0
votes

I need to design a custom text view that displays logs that my application produces. Logs have a specific packed binary format, each entry includes a number of fields besides an actual string (log level, date, source). Now these logs can be huge, hundreds of megabytes of data. I need to implement features such all quick filtering based on message type/source, searching, control over memory layout, etc. Since NSTextView supports most of these features i decided to start from there.

I obviously need my custom text storage to provide access to my packed log format, to load new strings on demand when user scrolls the log view window. I also need to selectively display lines of logs based on current active filters (display only warnings for example) without reloading the whole text into the view again, just filtering out the lines as they are displayed.
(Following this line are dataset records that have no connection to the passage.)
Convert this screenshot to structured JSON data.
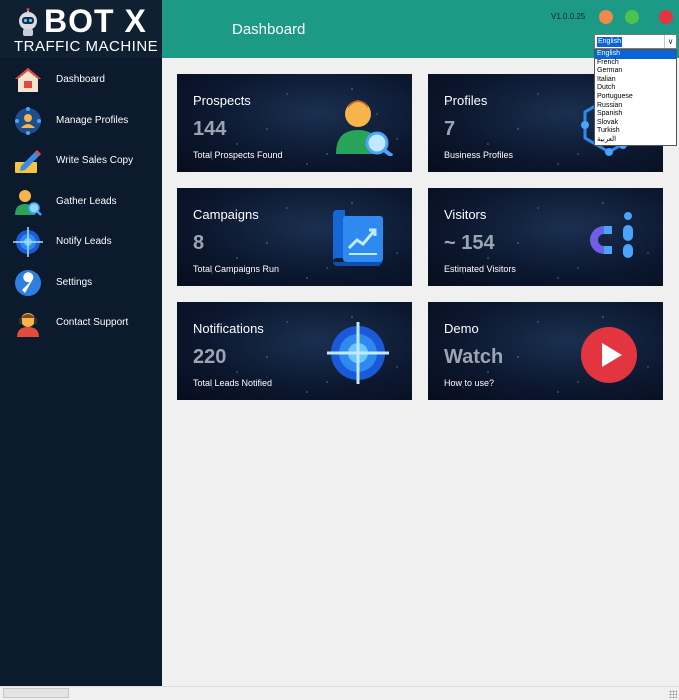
{
  "brand": {
    "title": "BOT X",
    "subtitle": "TRAFFIC MACHINE"
  },
  "sidebar": {
    "items": [
      {
        "label": "Dashboard",
        "icon": "home-icon"
      },
      {
        "label": "Manage Profiles",
        "icon": "profiles-icon"
      },
      {
        "label": "Write Sales Copy",
        "icon": "pen-icon"
      },
      {
        "label": "Gather Leads",
        "icon": "user-search-icon"
      },
      {
        "label": "Notify Leads",
        "icon": "target-icon"
      },
      {
        "label": "Settings",
        "icon": "wrench-icon"
      },
      {
        "label": "Contact Support",
        "icon": "support-agent-icon"
      }
    ]
  },
  "header": {
    "title": "Dashboard",
    "version": "V1.0.0.25"
  },
  "language": {
    "selected": "English",
    "options": [
      "English",
      "French",
      "German",
      "Italian",
      "Dutch",
      "Portuguese",
      "Russian",
      "Spanish",
      "Slovak",
      "Turkish",
      "العربية"
    ]
  },
  "cards": [
    {
      "title": "Prospects",
      "value": "144",
      "sub": "Total Prospects Found",
      "icon": "user-search-icon"
    },
    {
      "title": "Profiles",
      "value": "7",
      "sub": "Business Profiles",
      "icon": "network-icon"
    },
    {
      "title": "Campaigns",
      "value": "8",
      "sub": "Total Campaigns Run",
      "icon": "map-chart-icon"
    },
    {
      "title": "Visitors",
      "value": "~ 154",
      "sub": "Estimated Visitors",
      "icon": "magnet-icon"
    },
    {
      "title": "Notifications",
      "value": "220",
      "sub": "Total Leads Notified",
      "icon": "target-icon"
    },
    {
      "title": "Demo",
      "value": "Watch",
      "sub": "How to use?",
      "icon": "play-icon"
    }
  ],
  "colors": {
    "sidebar": "#0b1a2c",
    "header": "#1d9a86",
    "minimize": "#f08a4a",
    "maximize": "#4cc44c",
    "close": "#e2353f",
    "selection": "#0a64d8"
  }
}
I have looked at NSTextStorage and it advises to overload -string, which does not exactly fits the purpose. Could anyone please give a couple of pointers to guide my further research? I am relatively new to cocoa's text handling.

1

1 Answers

0
votes

Not a direct answer to your question, but a possible alternative good enough for Apple:

Why not do as Console.app does with proper system logs? Each log entry (though it might be multiple lines) starts with a very specific format. Console.app uses an outline view (an entry has a child row if the line is too long for the table row to keep all entries the same size for easy perusal). Check it out in /Applications/Utilities/Console.app under a standard log.

The benefits: simple selection of entire entry, very easy search filtering, alternating row colors make individual entries easier to see, you could use variable row height to show the whole message if you didn't like the truncated / disclosure approach.